The Smell of the Sea. The Sound of a Sea Gull.

       After having a life changing, eye opening, transformative experience, it is incredibly hard to convey it to others. How do you express the feelings, the sounds, the colors in the sky in such a way that makes them understand how amazing it was? That is the trouble that I have when I try to talk about my recent January block experience. Sea Kayaking and Marine Natural History, which takes place in Mexico. It was an absolutely wonderful course that taught me how to observe my surroundings with a sense of new found clarity. I learned to appreciate the sounds of the brown-footed boobies, the smell of the sea, the touch of a sea urchin, the feeling of the west northwest wind on my face. There was a feeling of being present that I had never encountered before.This was my first Adventure Education course at Prescott College, my first outdoor-based class ever, besides orientation, my first science class since high school and my first time sea kayaking. I had the time of my life. Since my arrival at Prescott College three years ago, I have been told more times then I can count that before I graduated this was the one course I had to take. So, after I filled out my degree plan and realized that I had room to take it I jumped on the opportunity.

Pictures are worth a thousand words.
The first week of class we spent in Prescott preparing for the trip. The week was full of food planning, personal gear check outs, inspections of the group gear, discussing natural history and going over the logistics of the trip. At five in the morning the first Saturday of block we pulled out of the parking lot in our Prescott College vans, the trailers stacked with sea kayaks to begin our journey to Mexico. We spent around 10 hours in the van, sleeping, talking and sleeping. We arrived at the Kino Bay Station in the evening, with just enough time to run down to the beach and watch the sunset.

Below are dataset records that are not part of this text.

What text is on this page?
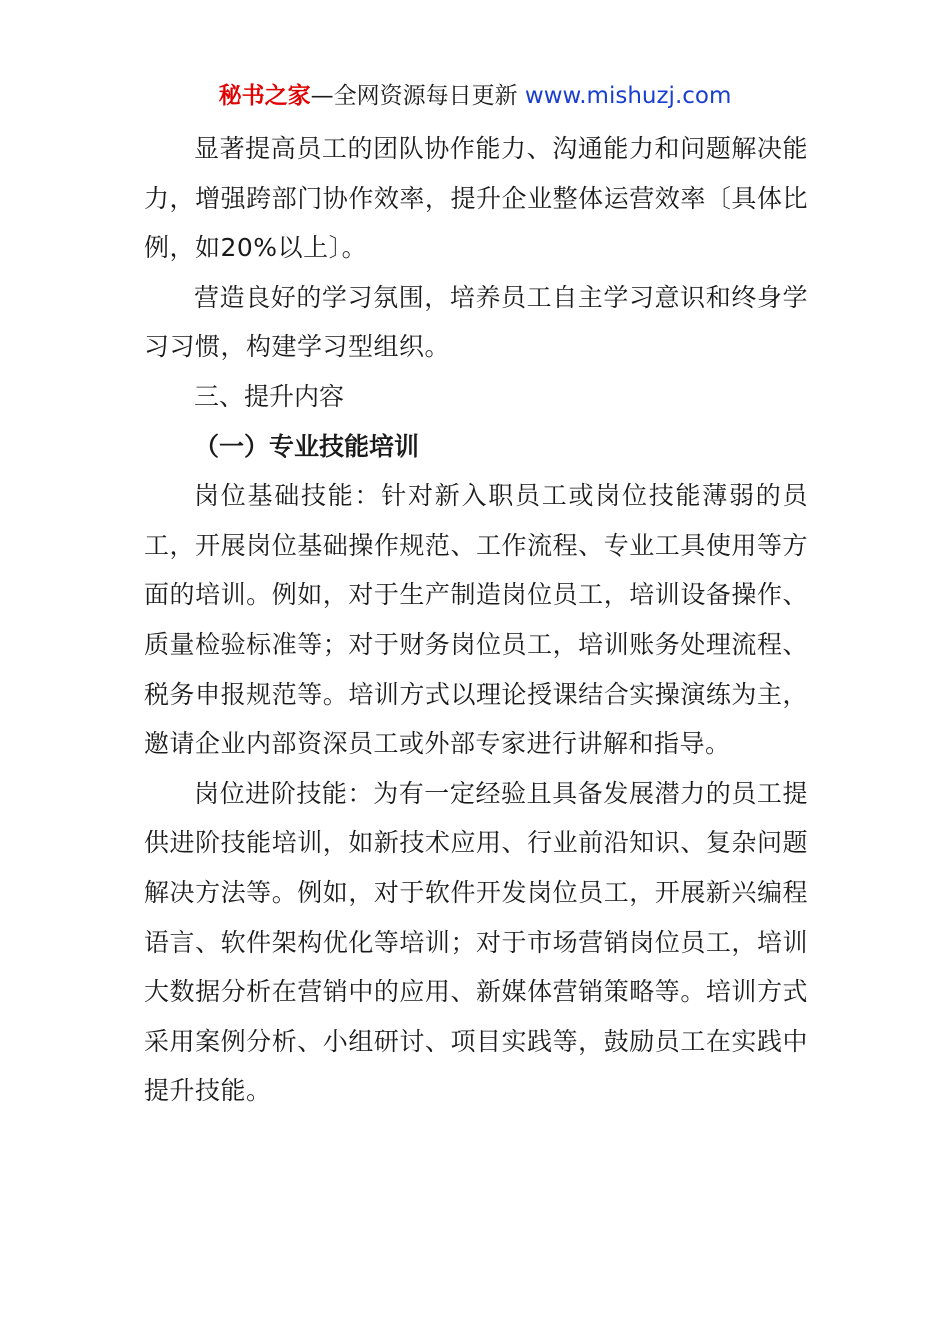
秘书之家—全网资源每日更新 www.mishuzj.com

显著提高员工的团队协作能力、沟通能力和问题解决能力，增强跨部门协作效率，提升企业整体运营效率〔具体比例，如20%以上〕。

营造良好的学习氛围，培养员工自主学习意识和终身学习习惯，构建学习型组织。

三、提升内容

（一）专业技能培训

岗位基础技能：针对新入职员工或岗位技能薄弱的员工，开展岗位基础操作规范、工作流程、专业工具使用等方面的培训。例如，对于生产制造岗位员工，培训设备操作、质量检验标准等；对于财务岗位员工，培训账务处理流程、税务申报规范等。培训方式以理论授课结合实操演练为主，邀请企业内部资深员工或外部专家进行讲解和指导。

岗位进阶技能：为有一定经验且具备发展潜力的员工提供进阶技能培训，如新技术应用、行业前沿知识、复杂问题解决方法等。例如，对于软件开发岗位员工，开展新兴编程语言、软件架构优化等培训；对于市场营销岗位员工，培训大数据分析在营销中的应用、新媒体营销策略等。培训方式采用案例分析、小组研讨、项目实践等，鼓励员工在实践中提升技能。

We spent the next day in town gathering the last of our food and filling up our 40 water droms. The next day we drove two hours south to our launch spot near St. Augustine. We camped there for two nights, and on the third morning, we left on our expedition.The next 2 weeks was a 50 nautical-mile adventure. On travel days, we woke up at 4:30 in the morning, and if the weather conditions were good, ate breakfast, packed our boats, and launched right as the sun was coming over the water. The magic of sunrises is so invigorating. We would paddle for 2 to 3 ½ hours on average to our next camp spot. The first morning of paddling a pod of dolphins swam right past us, hundreds of them in the water, jumping and splashing around. I knew at that moment that the trip was going to be unforgettable. The rest of our travel days, as well as our layover days, consisted of snorkeling, practicing kayaking skills, hiking, shell collecting, writing our natural history field journals, tide pool walking, observing, reflecting, reading about invertebrates, bony fishes and mammals, food making, sunset watching and fun having. We also had classes everyday about different topics such as the weather, tides, winds, and moon cycles.The last morning of the expedition, as I was packing my boat for the last time, and putting on my wet wetsuit for the last time, a wave of sadness washed over me. I realized that this was the end to one of the best things that had ever happened to me. One of the best experiences that I have ever had the opportunity of having was coming to an end.

Even while writing this, I am having such a difficult time articulating what I want to say. As I said in the beginning, how do you articulate so many laughs, emotions, and memories into a blog, or even into words? I am afraid that I did not do this course any of the justice it deserves. Nothing else I could write would paint a clear enough picture, so I will leave you all with this, it is my highest recommendation that all students, no matter what their major area of study, take Sea Kayaking and Marine Natural History before graduating Prescott College. I promise that you will not be disappointed, and will be able to see with your own eyes what I could not convey in words.